Observation

Sometimes, I designed a very complex workflow to finish a task. Each component, esp the one with LLM will have very niche and vertical functionality. Eventually, I found out instead of leveraging the big workflow, directly letting LLM work on the task might sometimes generate better answer. With more limitations or constraints (due to that you don’t trust LLM), you are lowering the generalization capacity of LLMs.

The key thing is that we need to balance the LLM’s generalization and controllability. We can rely on one prompt to LLM to produce the outcome instead of complex agentic workflow, but we will take its disadvantages that tons of operations with the same prompt might generate slightly or even largely different results. On the other hand, with complex workflow, we can guarantee each execution on the same context will produce the similar outcome but leave no room for novelty. Think generalization as creativity, and view controllability as governance.

Hybrid approach

I can think of a potential hybrid approach to address the balancing problem.

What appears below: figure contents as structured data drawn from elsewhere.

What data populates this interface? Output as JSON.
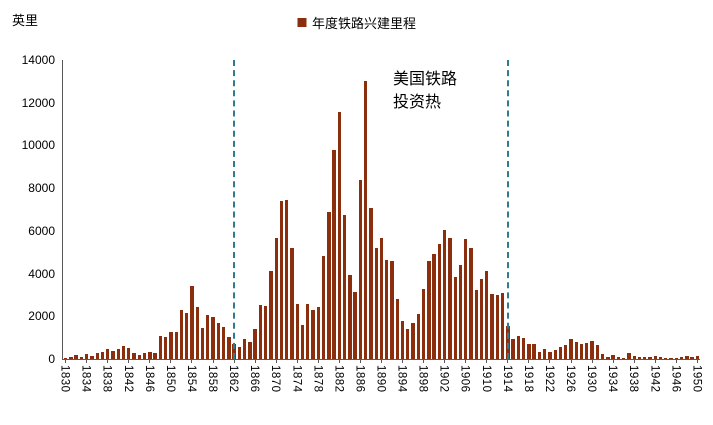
{
  "chart_data": {
    "type": "bar",
    "legend": "年度铁路兴建里程",
    "ylabel": "英里",
    "ylim": [
      0,
      14000
    ],
    "ytick_step": 2000,
    "x_label_interval": 4,
    "bar_color": "#8B2E0E",
    "dash_color": "#2E7D8C",
    "dash_years": [
      1862,
      1914
    ],
    "annotation": {
      "lines": [
        "美国铁路",
        "投资热"
      ]
    },
    "x": [
      1830,
      1831,
      1832,
      1833,
      1834,
      1835,
      1836,
      1837,
      1838,
      1839,
      1840,
      1841,
      1842,
      1843,
      1844,
      1845,
      1846,
      1847,
      1848,
      1849,
      1850,
      1851,
      1852,
      1853,
      1854,
      1855,
      1856,
      1857,
      1858,
      1859,
      1860,
      1861,
      1862,
      1863,
      1864,
      1865,
      1866,
      1867,
      1868,
      1869,
      1870,
      1871,
      1872,
      1873,
      1874,
      1875,
      1876,
      1877,
      1878,
      1879,
      1880,
      1881,
      1882,
      1883,
      1884,
      1885,
      1886,
      1887,
      1888,
      1889,
      1890,
      1891,
      1892,
      1893,
      1894,
      1895,
      1896,
      1897,
      1898,
      1899,
      1900,
      1901,
      1902,
      1903,
      1904,
      1905,
      1906,
      1907,
      1908,
      1909,
      1910,
      1911,
      1912,
      1913,
      1914,
      1915,
      1916,
      1917,
      1918,
      1919,
      1920,
      1921,
      1922,
      1923,
      1924,
      1925,
      1926,
      1927,
      1928,
      1929,
      1930,
      1931,
      1932,
      1933,
      1934,
      1935,
      1936,
      1937,
      1938,
      1939,
      1940,
      1941,
      1942,
      1943,
      1944,
      1945,
      1946,
      1947,
      1948,
      1949,
      1950
    ],
    "values": [
      40,
      100,
      190,
      115,
      215,
      140,
      280,
      350,
      450,
      390,
      490,
      605,
      505,
      290,
      180,
      280,
      335,
      265,
      1055,
      1050,
      1260,
      1275,
      2290,
      2170,
      3440,
      2455,
      1470,
      2075,
      1965,
      1705,
      1500,
      1015,
      720,
      575,
      945,
      820,
      1405,
      2540,
      2470,
      4105,
      5660,
      7380,
      7440,
      5215,
      2585,
      1605,
      2575,
      2280,
      2430,
      4810,
      6875,
      9790,
      11570,
      6745,
      3925,
      3130,
      8400,
      13040,
      7065,
      5195,
      5655,
      4620,
      4585,
      2790,
      1760,
      1420,
      1690,
      2110,
      3265,
      4570,
      4895,
      5370,
      6025,
      5650,
      3830,
      4390,
      5625,
      5210,
      3215,
      3750,
      4120,
      3065,
      3000,
      3070,
      1530,
      935,
      1100,
      980,
      720,
      685,
      315,
      475,
      325,
      425,
      580,
      645,
      925,
      780,
      680,
      730,
      860,
      640,
      240,
      85,
      180,
      90,
      70,
      285,
      150,
      110,
      90,
      100,
      120,
      80,
      60,
      50,
      65,
      100,
      130,
      110,
      120
    ]
  }
}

For cases that we understood (having a bunch of know-hows) pretty well, we design the workflow, so that we can:

Have more control, less room for creativity.
Reason for good and bad handling cases.

For cases that remains unknown or we don’t understand that much, we hand it over to LLM, so that we can:

Handle more cases, less chance for system errors.
Fully leverage the generalization of LLM to handle unknown cases.

Pre-condition: the cases unknown to us is known to the training dataset of LLM (I believe the generalization of LLMs comes from that the similar cases are presented in the training data sets, or prompts); otherwise, we kind of roll the dice to pray for a good response.